Mrs. Mack was just finishing her tasteful porridge when a tall, dark-haired, handsome man walked in through her front gates. Oh, she thought to herself, it must be one of those young officers to live with us. He looks well enough, though I fear this may bring trouble. And she rose from her chair with a sigh.
At the heavy knock, Mrs. Mack opened the front door. She greeted her guest with warmth and made her introductions.
“Oh,” she said, “And I have a daughter who’s in the giggly stage.”
Mortified, the eavesdropping, nineteen-year-old Doris Mackenzie was determined to prove her mother wrong. Miss Mackenzie was not the type of girl who cared much for what people thought of her. She was rather mischievous and had been known to steal fishermen’s dinghies and to set dozens of barrels of fish rolling along the docks.

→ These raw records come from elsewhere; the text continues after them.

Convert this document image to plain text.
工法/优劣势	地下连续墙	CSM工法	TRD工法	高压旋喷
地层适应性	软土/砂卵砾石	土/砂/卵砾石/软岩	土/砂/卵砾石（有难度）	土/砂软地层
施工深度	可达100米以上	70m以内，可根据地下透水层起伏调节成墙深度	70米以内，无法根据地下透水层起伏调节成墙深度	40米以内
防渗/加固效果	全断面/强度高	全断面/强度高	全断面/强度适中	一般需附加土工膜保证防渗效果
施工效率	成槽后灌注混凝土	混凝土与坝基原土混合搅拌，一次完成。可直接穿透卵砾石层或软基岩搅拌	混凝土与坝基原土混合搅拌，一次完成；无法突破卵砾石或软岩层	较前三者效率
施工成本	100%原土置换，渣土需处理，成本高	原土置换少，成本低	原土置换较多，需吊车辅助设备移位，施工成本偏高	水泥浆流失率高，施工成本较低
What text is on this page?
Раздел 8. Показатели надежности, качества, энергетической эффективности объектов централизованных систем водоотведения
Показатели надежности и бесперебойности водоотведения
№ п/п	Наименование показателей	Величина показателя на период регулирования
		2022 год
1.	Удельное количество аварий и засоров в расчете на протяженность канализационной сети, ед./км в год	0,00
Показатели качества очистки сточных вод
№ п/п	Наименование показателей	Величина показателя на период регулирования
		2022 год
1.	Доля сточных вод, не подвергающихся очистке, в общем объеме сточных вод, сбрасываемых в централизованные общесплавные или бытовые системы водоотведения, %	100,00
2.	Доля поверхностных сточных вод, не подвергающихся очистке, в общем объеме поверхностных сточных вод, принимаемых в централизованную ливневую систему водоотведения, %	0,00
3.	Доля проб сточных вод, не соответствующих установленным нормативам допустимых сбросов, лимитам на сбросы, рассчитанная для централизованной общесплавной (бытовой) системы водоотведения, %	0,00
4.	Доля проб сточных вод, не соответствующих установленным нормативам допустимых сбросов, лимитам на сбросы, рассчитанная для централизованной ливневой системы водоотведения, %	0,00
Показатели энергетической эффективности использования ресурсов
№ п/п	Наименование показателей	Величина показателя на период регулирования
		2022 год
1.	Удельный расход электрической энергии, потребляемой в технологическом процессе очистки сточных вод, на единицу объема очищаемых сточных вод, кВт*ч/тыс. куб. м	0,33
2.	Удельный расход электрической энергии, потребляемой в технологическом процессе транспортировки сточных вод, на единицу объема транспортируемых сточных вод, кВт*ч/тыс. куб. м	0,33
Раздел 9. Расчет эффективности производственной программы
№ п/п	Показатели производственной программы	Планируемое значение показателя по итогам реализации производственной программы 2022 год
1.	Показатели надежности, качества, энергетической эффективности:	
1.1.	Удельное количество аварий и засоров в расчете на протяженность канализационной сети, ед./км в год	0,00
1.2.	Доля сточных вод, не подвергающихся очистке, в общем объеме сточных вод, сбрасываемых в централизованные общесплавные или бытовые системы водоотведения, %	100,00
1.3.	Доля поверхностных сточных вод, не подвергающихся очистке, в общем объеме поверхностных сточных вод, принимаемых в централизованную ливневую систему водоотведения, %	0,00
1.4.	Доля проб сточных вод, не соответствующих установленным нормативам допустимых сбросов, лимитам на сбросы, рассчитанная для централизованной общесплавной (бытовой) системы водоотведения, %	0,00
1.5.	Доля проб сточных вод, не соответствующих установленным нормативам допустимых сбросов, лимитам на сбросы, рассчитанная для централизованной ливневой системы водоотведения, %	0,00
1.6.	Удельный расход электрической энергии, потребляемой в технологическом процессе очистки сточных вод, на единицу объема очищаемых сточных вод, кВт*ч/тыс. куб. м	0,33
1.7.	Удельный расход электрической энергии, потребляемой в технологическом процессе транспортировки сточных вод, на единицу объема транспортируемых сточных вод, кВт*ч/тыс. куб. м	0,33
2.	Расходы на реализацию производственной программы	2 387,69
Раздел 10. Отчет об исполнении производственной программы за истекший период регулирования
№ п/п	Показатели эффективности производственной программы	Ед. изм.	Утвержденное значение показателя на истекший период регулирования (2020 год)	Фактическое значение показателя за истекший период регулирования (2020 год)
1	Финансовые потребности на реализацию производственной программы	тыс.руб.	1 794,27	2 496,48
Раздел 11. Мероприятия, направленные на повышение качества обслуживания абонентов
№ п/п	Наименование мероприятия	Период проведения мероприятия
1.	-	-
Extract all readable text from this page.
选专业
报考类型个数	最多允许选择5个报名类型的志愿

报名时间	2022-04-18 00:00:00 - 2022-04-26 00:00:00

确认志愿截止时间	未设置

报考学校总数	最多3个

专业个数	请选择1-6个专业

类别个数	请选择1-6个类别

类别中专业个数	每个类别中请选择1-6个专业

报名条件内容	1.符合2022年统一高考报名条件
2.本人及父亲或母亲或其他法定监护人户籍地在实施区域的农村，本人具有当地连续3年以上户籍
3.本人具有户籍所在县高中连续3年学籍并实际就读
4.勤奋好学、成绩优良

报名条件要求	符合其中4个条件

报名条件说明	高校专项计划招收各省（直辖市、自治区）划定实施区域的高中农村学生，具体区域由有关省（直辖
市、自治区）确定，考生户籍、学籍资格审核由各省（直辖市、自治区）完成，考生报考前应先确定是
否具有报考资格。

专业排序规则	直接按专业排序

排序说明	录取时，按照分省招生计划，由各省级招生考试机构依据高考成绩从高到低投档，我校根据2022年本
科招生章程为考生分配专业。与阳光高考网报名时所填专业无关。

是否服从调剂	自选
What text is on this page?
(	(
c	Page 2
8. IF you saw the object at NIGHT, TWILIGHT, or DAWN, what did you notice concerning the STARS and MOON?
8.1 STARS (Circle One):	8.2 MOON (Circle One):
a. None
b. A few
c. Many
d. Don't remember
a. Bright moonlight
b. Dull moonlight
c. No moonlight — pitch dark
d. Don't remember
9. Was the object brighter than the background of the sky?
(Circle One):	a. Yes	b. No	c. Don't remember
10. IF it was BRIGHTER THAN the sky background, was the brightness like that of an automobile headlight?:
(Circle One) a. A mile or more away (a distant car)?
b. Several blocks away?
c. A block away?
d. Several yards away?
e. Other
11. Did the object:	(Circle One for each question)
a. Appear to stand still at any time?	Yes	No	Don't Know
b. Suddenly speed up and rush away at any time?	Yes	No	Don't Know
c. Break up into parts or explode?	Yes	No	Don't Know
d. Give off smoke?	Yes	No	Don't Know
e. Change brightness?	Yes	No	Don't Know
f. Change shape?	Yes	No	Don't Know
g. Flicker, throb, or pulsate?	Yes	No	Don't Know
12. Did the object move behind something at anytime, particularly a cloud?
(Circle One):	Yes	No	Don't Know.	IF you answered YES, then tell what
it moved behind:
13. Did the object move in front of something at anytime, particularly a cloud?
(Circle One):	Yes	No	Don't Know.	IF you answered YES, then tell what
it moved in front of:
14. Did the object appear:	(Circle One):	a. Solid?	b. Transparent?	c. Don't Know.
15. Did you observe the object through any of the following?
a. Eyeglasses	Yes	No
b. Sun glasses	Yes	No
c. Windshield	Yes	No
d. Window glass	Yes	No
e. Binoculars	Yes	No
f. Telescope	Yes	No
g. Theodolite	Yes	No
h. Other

Composing herself at the top of the grand spiral staircase, Doris pinched her cheeks and straightened the fashionable dress which showed off her petite waist. She laid her hand on the polished wood banister, her hand sweating slightly. Setting her foot on the first green carpeted step, Doris began gliding down the staircase. She glanced once at the handsome stranger at the foot of the stairs and nearly blushed. His eyes were following her every movement. However, she kept her head held high and her eyes straight ahead.
Suddenly, three steps from the bottom the toe of Doris’ little black shoe caught on the carpet. Both of her feet flew out from under her and all of her five-foot-two frame went tumbling down the remaining stairs. She landed in a disgruntled heap at the stranger’s feet. With apparent perfect dignity Doris held up her hand from where she was crumpled on the floor and, with her nose in the air, said, “I’m Miss Mackenzie.”
Cupid’s bow twanged.
Standing by the tombstone on the cold, grey day I knew the story of how my grandparents had met. For years I made up fantastic stories about my grandmother who had once lived in a great castle up in Scotland. The spiral staircase to me was larger than Jacob’s Ladder, and I pictured my beautiful grandmother tumbling not down just the last three steps, but from the top of the stairs all the way to the bottom in flying somersaults. As I grew up I realized that while the fairy tales I had imagined for my family might not be quite factually true, I did come to recognize that the true love at the end of fairy tales did exist and endure between my grandparents.